Pathogen in some Sanlu formulas can cause meningitis or gut infections
Reuters, Associated Press
In another blow to China’s food safety record, the Gansu authorities revealed that a pathogenic bacteria has been found in Sanlu’s milk powder that was also contaminated with melamine, the Lanzhou Morning Post reported.
This latest revelation came as China said yesterday that the melamine-tainted milk scandal had been brought under control and recently tested liquid milk samples showed no traces of the toxic chemical.
The Gansu Bureau of Quality and Technical Supervision in north-western China issued an emergency notice on Sunday saying that Sanlu’s formulas for older babies contained enterobacter sakazakii as well as the toxic chemical melamine, the newspaper said.
The bacteria, enterobacter sakazakii, can cause meningitis or severe gut infections. It is a new species defined in recent years and recognised by the World Health Organisation as one key pathogen that leads to infant mortality.
This is not the first time that the bacteria is found in powdered infant formula. In September 2002, the Hong Kong Food and Environmental Hygiene Department found enterobacter Sakazakii in a German infant formula Special Batch Milupa HN25.
It is not yet known when, and how the bacteria entered the Sanlu formula, the Lanzhou Morning Post said.
The Gansu authorities have sent the test results to the national-level food quality and safety inspection centre for further action.
Besides affecting premature babies, the bacteria is also harmful to people of all ages, particularly those with weakened immune systems.
So far, there have been no reports of sickness or deaths triggered by enterobacter sakazakii infection involving Sanlu’s products, according to the Post.
In a bid to assure the world that Chinese products are safe, China’s national quality watchdog chief inspection official Xiang Yuzhang told reporters in Beijing: ” There is no problem.”
” It has been brought under control, more or less. There are no more problems in the market.
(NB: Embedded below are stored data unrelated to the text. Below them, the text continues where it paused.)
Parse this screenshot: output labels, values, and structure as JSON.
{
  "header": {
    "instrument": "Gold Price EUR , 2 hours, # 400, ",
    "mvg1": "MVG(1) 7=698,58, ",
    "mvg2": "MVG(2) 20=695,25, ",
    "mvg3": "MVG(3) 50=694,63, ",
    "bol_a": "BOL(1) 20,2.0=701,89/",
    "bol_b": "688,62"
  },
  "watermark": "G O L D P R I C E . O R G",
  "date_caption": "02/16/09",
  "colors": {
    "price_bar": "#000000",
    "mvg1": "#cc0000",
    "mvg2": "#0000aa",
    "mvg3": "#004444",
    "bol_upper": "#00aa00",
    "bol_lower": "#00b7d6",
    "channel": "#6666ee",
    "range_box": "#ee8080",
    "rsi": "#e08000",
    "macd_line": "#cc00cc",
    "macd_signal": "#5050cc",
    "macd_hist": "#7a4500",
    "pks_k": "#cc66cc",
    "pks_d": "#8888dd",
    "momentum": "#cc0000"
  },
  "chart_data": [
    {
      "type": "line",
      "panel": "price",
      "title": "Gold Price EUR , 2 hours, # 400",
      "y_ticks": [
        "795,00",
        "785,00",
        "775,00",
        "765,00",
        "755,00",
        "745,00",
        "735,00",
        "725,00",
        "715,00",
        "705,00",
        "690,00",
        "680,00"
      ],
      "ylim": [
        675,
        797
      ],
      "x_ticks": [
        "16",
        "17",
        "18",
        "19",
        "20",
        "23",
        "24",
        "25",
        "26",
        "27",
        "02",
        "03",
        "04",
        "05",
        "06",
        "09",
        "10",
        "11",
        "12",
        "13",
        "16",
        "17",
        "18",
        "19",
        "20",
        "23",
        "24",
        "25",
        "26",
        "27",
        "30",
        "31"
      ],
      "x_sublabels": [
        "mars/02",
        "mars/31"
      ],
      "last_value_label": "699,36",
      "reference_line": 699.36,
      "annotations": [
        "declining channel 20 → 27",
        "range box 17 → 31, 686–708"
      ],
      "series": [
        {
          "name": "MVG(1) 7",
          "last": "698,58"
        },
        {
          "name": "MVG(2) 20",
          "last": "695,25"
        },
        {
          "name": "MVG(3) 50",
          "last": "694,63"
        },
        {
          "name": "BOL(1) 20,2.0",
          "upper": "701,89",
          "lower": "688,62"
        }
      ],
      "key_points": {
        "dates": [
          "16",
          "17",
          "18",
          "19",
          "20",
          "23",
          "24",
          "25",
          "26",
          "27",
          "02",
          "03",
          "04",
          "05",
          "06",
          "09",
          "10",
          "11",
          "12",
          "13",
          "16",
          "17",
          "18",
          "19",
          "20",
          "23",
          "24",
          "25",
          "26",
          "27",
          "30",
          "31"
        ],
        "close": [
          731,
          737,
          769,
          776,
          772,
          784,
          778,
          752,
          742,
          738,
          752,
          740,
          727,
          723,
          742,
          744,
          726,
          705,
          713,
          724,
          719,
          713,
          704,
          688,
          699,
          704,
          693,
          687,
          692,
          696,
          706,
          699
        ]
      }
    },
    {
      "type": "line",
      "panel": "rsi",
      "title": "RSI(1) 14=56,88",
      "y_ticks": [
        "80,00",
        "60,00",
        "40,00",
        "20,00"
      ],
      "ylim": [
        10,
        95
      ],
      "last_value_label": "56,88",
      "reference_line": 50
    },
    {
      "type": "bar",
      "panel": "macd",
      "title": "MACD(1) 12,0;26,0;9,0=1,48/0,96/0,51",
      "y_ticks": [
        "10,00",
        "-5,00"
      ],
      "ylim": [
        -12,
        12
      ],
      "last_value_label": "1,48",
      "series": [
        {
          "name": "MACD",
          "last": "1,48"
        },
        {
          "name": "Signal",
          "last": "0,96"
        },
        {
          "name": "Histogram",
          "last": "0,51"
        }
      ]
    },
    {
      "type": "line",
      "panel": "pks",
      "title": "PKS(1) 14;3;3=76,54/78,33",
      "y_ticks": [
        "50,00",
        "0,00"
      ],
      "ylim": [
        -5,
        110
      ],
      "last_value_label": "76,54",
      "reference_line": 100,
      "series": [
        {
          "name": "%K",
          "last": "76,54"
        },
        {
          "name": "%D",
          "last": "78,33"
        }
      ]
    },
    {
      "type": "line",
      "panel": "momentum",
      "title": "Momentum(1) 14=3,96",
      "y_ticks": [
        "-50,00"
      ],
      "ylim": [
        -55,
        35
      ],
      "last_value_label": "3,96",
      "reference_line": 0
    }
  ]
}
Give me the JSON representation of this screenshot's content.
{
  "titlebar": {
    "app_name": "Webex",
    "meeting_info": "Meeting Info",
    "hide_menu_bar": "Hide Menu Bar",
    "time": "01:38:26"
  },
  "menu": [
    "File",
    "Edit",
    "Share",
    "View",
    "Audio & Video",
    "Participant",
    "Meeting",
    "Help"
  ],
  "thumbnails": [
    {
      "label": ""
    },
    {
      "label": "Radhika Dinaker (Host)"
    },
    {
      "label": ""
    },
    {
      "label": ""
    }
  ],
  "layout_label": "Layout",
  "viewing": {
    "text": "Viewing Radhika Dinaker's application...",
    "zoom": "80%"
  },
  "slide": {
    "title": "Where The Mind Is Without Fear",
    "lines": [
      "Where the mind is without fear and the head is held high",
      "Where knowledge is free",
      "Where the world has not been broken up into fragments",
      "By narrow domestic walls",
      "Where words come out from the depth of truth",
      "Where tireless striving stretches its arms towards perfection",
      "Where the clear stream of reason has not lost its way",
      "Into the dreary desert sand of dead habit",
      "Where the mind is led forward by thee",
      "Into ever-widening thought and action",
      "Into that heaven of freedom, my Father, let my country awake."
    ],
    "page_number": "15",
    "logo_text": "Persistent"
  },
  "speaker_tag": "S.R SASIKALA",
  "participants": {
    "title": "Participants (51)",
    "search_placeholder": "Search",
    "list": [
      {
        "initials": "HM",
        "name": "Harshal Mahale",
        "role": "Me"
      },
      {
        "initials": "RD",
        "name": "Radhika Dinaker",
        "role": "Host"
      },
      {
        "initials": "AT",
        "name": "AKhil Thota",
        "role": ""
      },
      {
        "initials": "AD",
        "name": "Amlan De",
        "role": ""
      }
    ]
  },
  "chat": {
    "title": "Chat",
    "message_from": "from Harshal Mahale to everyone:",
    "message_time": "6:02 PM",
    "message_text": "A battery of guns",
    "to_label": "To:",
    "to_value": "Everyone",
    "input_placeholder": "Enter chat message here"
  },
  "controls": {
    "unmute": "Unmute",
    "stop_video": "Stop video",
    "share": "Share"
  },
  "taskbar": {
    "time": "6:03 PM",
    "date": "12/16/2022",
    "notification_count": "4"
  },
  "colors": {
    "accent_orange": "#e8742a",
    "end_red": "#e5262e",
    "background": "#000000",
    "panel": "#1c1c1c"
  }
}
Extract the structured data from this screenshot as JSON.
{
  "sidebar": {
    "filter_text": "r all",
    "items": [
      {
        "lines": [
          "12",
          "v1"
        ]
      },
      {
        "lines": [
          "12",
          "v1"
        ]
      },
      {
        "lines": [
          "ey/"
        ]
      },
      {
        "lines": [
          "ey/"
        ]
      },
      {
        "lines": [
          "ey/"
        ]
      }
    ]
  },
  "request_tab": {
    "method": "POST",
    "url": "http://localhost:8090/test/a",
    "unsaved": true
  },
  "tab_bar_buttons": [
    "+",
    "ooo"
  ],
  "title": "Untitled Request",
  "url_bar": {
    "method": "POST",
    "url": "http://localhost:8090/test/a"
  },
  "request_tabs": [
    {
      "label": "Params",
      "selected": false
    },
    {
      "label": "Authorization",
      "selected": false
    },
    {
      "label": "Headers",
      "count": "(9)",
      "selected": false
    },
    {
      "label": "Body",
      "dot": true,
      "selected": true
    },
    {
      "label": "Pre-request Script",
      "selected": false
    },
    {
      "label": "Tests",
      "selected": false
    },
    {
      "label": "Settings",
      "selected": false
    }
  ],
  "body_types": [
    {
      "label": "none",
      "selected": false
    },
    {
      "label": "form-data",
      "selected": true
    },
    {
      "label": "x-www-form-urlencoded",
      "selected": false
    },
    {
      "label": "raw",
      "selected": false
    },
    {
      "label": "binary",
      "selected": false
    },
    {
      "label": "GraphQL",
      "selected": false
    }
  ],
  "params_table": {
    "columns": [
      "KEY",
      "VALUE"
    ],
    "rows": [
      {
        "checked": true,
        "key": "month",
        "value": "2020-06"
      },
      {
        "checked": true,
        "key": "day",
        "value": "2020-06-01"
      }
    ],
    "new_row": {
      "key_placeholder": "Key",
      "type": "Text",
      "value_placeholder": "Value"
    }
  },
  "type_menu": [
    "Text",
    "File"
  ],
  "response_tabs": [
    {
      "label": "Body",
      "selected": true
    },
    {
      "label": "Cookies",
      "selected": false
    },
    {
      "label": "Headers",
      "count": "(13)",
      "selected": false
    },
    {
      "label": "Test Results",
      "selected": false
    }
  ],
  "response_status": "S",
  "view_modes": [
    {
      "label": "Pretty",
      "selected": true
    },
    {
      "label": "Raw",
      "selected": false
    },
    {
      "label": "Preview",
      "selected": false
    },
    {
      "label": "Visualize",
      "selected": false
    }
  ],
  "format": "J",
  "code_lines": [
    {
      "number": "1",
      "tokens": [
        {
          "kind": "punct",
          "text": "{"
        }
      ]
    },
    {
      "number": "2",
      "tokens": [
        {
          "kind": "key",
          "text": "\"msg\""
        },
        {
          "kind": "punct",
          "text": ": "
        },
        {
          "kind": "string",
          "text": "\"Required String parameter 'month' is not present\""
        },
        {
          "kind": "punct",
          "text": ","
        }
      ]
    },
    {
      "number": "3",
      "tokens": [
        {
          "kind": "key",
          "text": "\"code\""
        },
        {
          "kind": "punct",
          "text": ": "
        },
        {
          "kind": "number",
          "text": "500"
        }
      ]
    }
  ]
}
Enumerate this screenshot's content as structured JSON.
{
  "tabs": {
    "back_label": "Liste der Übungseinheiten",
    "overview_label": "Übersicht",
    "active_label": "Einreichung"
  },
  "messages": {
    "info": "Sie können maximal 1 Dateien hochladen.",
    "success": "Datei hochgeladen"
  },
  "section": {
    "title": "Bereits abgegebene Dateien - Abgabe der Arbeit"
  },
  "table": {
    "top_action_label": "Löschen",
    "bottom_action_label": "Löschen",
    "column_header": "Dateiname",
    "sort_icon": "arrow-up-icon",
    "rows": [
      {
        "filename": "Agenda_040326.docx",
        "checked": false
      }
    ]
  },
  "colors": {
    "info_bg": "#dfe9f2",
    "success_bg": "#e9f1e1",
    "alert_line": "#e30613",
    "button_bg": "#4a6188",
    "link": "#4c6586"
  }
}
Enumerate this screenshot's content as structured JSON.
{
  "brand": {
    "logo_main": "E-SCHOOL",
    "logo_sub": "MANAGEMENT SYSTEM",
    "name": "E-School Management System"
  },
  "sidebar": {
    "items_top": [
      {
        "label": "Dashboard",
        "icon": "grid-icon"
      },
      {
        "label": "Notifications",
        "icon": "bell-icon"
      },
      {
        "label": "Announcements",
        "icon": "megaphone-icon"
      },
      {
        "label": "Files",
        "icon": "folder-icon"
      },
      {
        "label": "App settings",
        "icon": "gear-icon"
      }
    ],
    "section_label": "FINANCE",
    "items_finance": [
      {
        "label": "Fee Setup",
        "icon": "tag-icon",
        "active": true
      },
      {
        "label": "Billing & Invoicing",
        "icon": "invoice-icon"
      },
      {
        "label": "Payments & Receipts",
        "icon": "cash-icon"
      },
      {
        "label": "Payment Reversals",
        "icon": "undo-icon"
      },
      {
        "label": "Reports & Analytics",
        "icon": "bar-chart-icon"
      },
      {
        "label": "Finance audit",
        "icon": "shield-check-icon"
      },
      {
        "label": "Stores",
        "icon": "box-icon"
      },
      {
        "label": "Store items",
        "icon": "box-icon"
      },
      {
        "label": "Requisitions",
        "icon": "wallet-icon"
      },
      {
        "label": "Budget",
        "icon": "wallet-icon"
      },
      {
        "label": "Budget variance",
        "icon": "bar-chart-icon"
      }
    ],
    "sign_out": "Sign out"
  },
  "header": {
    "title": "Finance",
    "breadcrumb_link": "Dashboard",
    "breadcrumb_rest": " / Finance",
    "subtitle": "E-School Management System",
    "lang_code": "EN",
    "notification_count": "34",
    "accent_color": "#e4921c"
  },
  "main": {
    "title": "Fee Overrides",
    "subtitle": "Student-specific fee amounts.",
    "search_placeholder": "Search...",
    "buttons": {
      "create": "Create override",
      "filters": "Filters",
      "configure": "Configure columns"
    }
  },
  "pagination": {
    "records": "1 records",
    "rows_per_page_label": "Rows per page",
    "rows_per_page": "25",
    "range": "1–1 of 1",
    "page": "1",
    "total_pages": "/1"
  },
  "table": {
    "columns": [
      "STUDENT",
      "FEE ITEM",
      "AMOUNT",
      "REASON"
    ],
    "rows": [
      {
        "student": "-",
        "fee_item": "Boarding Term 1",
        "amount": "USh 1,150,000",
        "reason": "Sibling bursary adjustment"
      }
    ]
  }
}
As far as I know, there will be no more bad news.”
China’s quality control agency said on it’s website ( http://www.aqsiq.gov.cn ) that 235 samples of carton milk and drinking yogurts produced since last Sunday and sold across the country had shown no signs of melamine.
Chinese Premier Wen Jiabao told an audience in New York that China would strive to bring its food safety standards up to international levels, describing as a painful lesson the more than 50,000 children sick from drinking chemical-laced milk, which also left four dead.
Speaking to China, where United States and European officials were attending seminars on product safety, Ms Nancy Nord, acting head of the US Consumer Products Safety Commission, said: ” The melamine situation just underscores the message that we are trying to deliver, and that is you have to know what’s coming into your factory and what’s going out of your factory.”
Yesterday, Mr Li Weiyi, a spokesman for the Cabinet-level Taiwan Affairs Officers, issued a public apology to consumers in Taiwan as the authorities there ordered China-made milk products and vegetables-based proteins off store shelves.
Taiwanese officials say at least seven Taiwanese companies have imported contaminated proteins from China. They say the proteins are made from corn or other vegetables but may be mixed with tainted milk products to improve their favour.
Global consumer goods giant Unilever also said it had removed its Lipton green milk tea product from store shelves in Taiwan as it might have used tainted milk from Chinese companies.
Taiwanese President Ma Ying-jeou yesterday called for the creation of a food safety hot-line with China.
Further away, British supermarket chain Tesco removed White Rabbit Creamy Candies from its shelves after tests elsewhere found traces of melamine in the Chinese-made sweets.
From Ivory Coast in West Africa to Tanzania in the east, governments have also joined the list of countries blocking Chinese milk imports over concerns that they could be contaminated.
Sanlu Group, the Hebei-based dairy at the centre of the scandal, will not recover from the damage it has suffered, its New Zealand partner said yesterday.
The Chinese government has now taken control of Sanlu –43 per cent owned by New Zealand’s Fonterra Cooperative –and shut down its operations, Fonterra Chief Executive Andrew Ferrier said at a briefing.
According to the Cabinet probe, Sanlu had received complaints about its infant formula as early as December last year. It discovered melamine in its milk powder in June but did not alert the government officials until Aug 2.
Nitrogen-rich melamine has been added to substandard or watered-down milk to fool quality checks, which often use nitrogen levels to measure the amount of protein in milk.